Microsoft closes another Window on Itanium
April 7, 2010
Microsoft has reported that it will no longer develop its Windows Server software beyond the current 2008 version of the product for Itanium. Some analysts see the development as another step away from the processor that powers the only servers which can run the HP-UX environment.
In a Microsoft blog, the company reports
With the increasing scalability and additions of mission critical features of the x86-64 server platforms, customers are taking advantage of these new technologies available for industry standard servers, such as those coming to market built on both the newest Intel Xeon and AMD Opteron processors. In response to these changes Microsoft is streamlining our product portfolio. Therefore Windows Server 2008 R2, SQL Server 2008 R2 and Visual Studio 2010 will be the last versions of these products to support the Intel Itanium processor.
Per Microsoft Support Lifecycle Policy, these current versions will continue to be supported via Mainstream Support until mid-2013 and Extended Support until mid-2018.
If you thought you'd left the phrase "Extended Support" behind you while migrating from the HP 3000, you have a rerun of the experience if you've moved to an Integrity server and are operating under Windows Server. This might be a small slice of the migrated 3000 community -- many have chosen Xeon or Opteron systems. But this is a troubling sign for a chip that grows deeper into a niche with every year.
HP 3000 customers have built careers on working in a closed, one-vendor environment. HP built the 3000 hardware and carried on development of MPE/iX for decades. Now the HP-UX customer is working with the same situation, and seeing the popularity of the chip which runs HP's Unix continue to decline.
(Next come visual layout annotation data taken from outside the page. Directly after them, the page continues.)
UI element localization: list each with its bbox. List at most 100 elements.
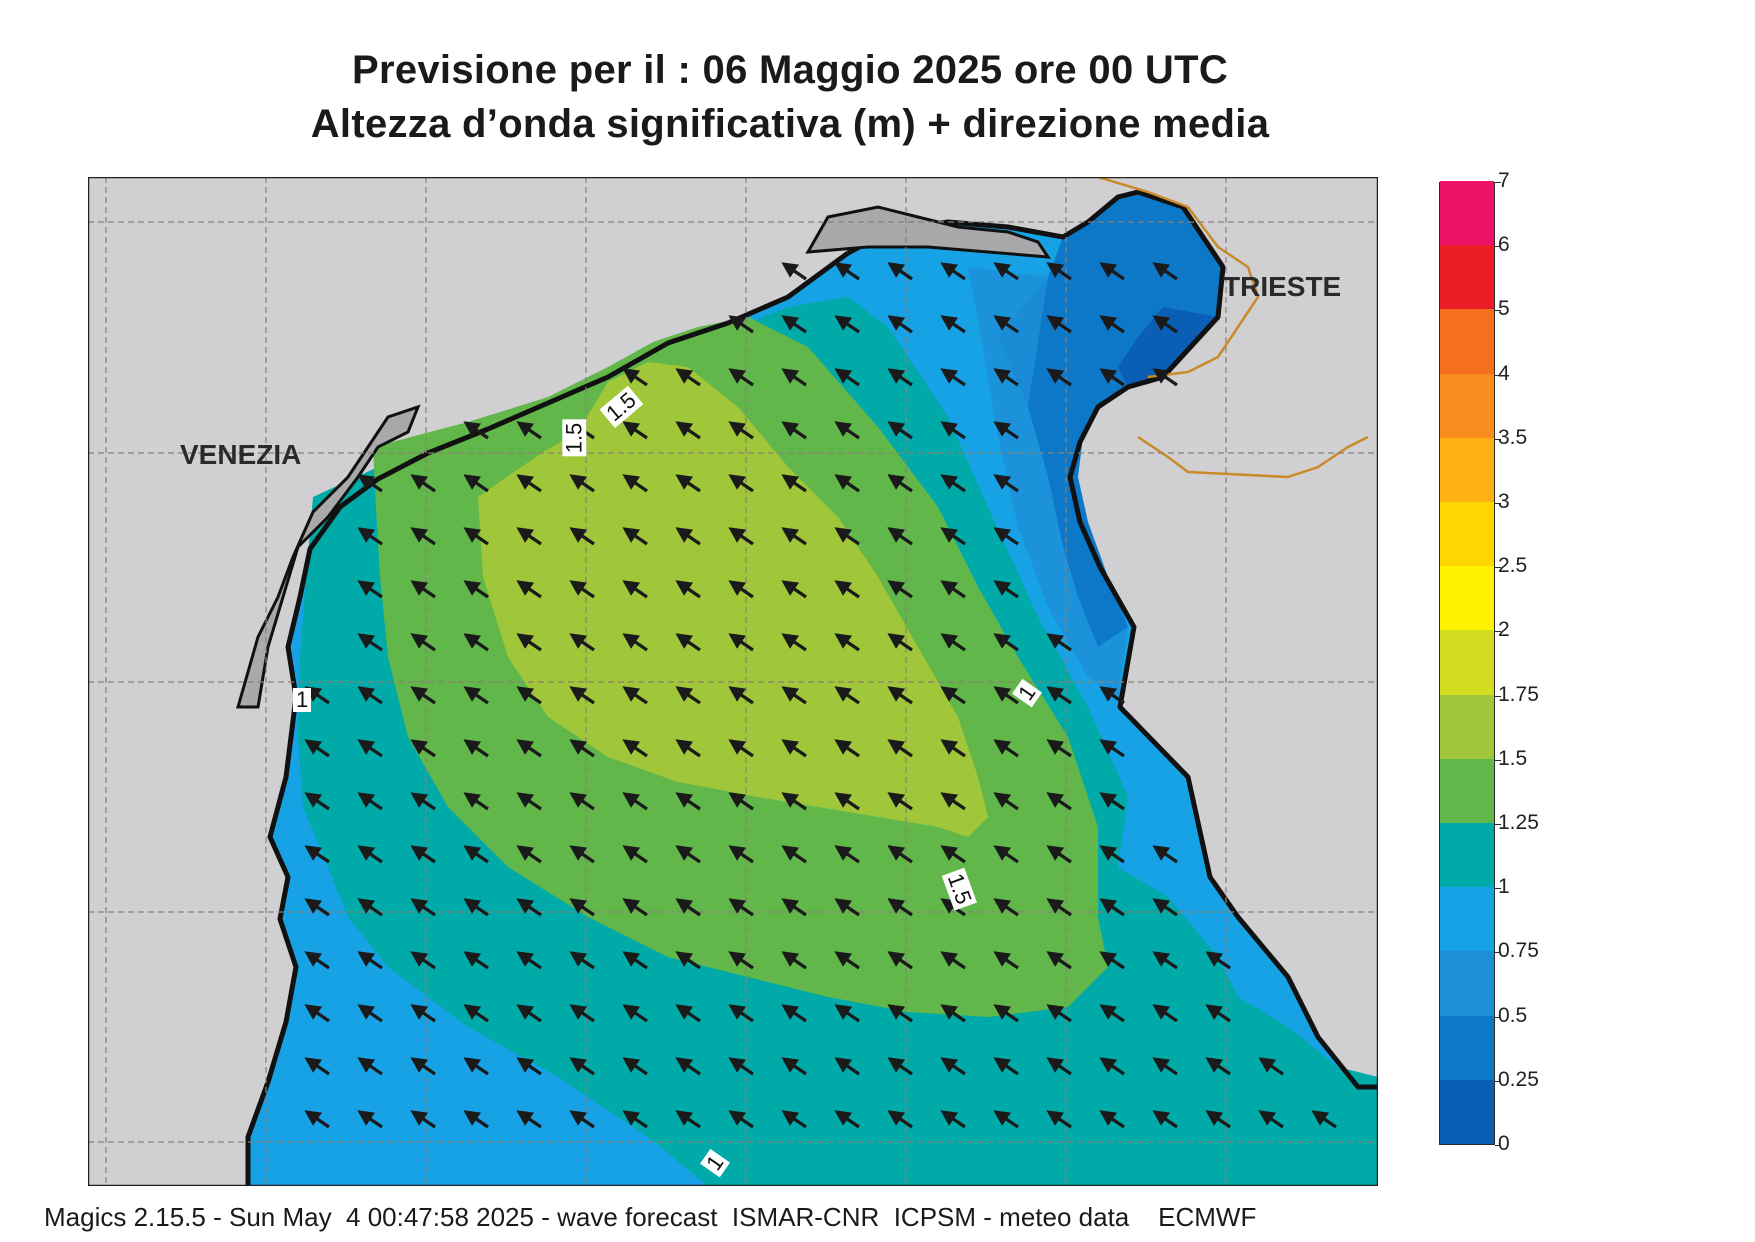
wave-arrow [622, 1004, 648, 1023]
wave-arrow [1099, 262, 1125, 281]
wave-arrow [1046, 845, 1072, 864]
border-line-2 [1137, 435, 1369, 479]
wave-arrow [834, 580, 860, 599]
wave-arrow [463, 1004, 489, 1023]
wave-arrow [781, 792, 807, 811]
wave-arrow [622, 1110, 648, 1129]
colorbar-tick [1495, 438, 1501, 440]
grado-lagoon [805, 205, 1051, 259]
wave-arrow [357, 633, 383, 652]
wave-arrow [728, 686, 754, 705]
colorbar-tick-label: 3 [1498, 490, 1510, 513]
colorbar-tick-label: 7 [1498, 169, 1510, 192]
wave-arrow [1099, 686, 1125, 705]
wave-arrow [622, 580, 648, 599]
wave-arrow [1046, 368, 1072, 387]
wave-arrow [781, 951, 807, 970]
wave-arrow [622, 474, 648, 493]
wave-arrow [1311, 1110, 1337, 1129]
wave-arrow [1099, 845, 1125, 864]
wave-arrow [569, 580, 595, 599]
variable-title: Altezza d’onda significativa (m) + direz… [310, 102, 1270, 146]
wave-arrow [516, 898, 542, 917]
wave-arrow [463, 633, 489, 652]
wave-arrow [410, 580, 436, 599]
colorbar-segment [1440, 694, 1494, 759]
colorbar [1439, 180, 1495, 1145]
wave-arrow [675, 792, 701, 811]
colorbar-tick [1495, 310, 1501, 312]
colorbar-segment [1440, 950, 1494, 1016]
wave-arrow [1099, 898, 1125, 917]
wave-arrow [675, 1110, 701, 1129]
colorbar-tick-label: 0.5 [1498, 1003, 1528, 1027]
footer-credits: Magics 2.15.5 - Sun May 4 00:47:58 2025 … [44, 1202, 1257, 1232]
wave-arrow [516, 1004, 542, 1023]
wave-arrow [675, 951, 701, 970]
wave-arrow [516, 686, 542, 705]
wave-arrow [675, 527, 701, 546]
wave-arrow [1205, 1057, 1231, 1076]
colorbar-tick-label: 6 [1498, 233, 1510, 257]
wave-arrow [993, 1057, 1019, 1076]
wave-arrow [728, 580, 754, 599]
wave-arrow [569, 951, 595, 970]
wave-arrow [304, 951, 330, 970]
wave-arrow [1099, 368, 1125, 387]
wave-arrow [887, 580, 913, 599]
wave-arrow [304, 792, 330, 811]
wave-arrow [516, 739, 542, 758]
wave-arrow [781, 527, 807, 546]
wave-arrow [1099, 315, 1125, 334]
wave-arrow [887, 421, 913, 440]
wave-arrow [728, 368, 754, 387]
wave-arrow [834, 739, 860, 758]
colorbar-segment [1440, 501, 1494, 567]
wave-arrow [569, 527, 595, 546]
wave-arrow [781, 686, 807, 705]
contour-label: 1.5 [561, 419, 587, 457]
wave-arrow [834, 368, 860, 387]
wave-arrow [622, 845, 648, 864]
venice-lagoon [236, 404, 421, 709]
wave-arrow [410, 845, 436, 864]
wave-arrow [728, 633, 754, 652]
wave-arrow [728, 898, 754, 917]
wave-arrow [834, 421, 860, 440]
wave-arrow [622, 686, 648, 705]
colorbar-tick-label: 0 [1498, 1132, 1510, 1155]
wave-arrow [357, 739, 383, 758]
wave-arrow [516, 421, 542, 440]
wave-direction-arrows [304, 262, 1337, 1129]
wave-arrow [834, 262, 860, 281]
wave-arrow [463, 1110, 489, 1129]
wave-arrow [304, 1057, 330, 1076]
wave-arrow [887, 792, 913, 811]
wave-arrow [463, 739, 489, 758]
trieste-label: TRIESTE [1223, 271, 1342, 302]
colorbar-segment [1440, 629, 1494, 695]
wave-arrow [516, 633, 542, 652]
wave-arrow [675, 845, 701, 864]
wave-arrow [410, 898, 436, 917]
wave-arrow [622, 792, 648, 811]
wave-arrow [569, 686, 595, 705]
wave-arrow [569, 898, 595, 917]
colorbar-tick [1495, 1080, 1501, 1082]
colorbar-tick-label: 2.5 [1498, 554, 1528, 578]
wave-arrow [781, 262, 807, 281]
wave-arrow [781, 898, 807, 917]
wave-arrow [834, 951, 860, 970]
wave-arrow [675, 1004, 701, 1023]
wave-arrow [410, 739, 436, 758]
wave-arrow [728, 474, 754, 493]
wave-arrow [728, 1004, 754, 1023]
colorbar-tick-label: 2 [1498, 618, 1510, 642]
colorbar-segment [1440, 437, 1494, 502]
wave-arrow [834, 792, 860, 811]
wave-arrow [940, 527, 966, 546]
wave-arrow [1152, 368, 1178, 387]
wave-arrow [516, 792, 542, 811]
wave-arrow [1099, 951, 1125, 970]
wave-arrow [357, 580, 383, 599]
An extra three years of mainstream support, followed by another five years of Extended Support, will do nothing to inspire application development of Windows Server solutions for Itanium. This is the same kind of end-chime that HP pealed for the 3000 and MPE/iX.
App developers working in the 3000 community have been edging away from Integrity and Itanium for several years. Few want to go on the record about their retreat, since they're HP channel partners and don't want to jeopardize a longstanding business relationship. But concurrent development of 3000 alternatives, using industry-standard hardware rather than Itanium, is commonplace in the enterprise world which knows 3000 sites.
The only other business HP operates like this is its OpenVMS community. This week they're meeting to swap technical solutions, a development we'll talk more about tomorrow.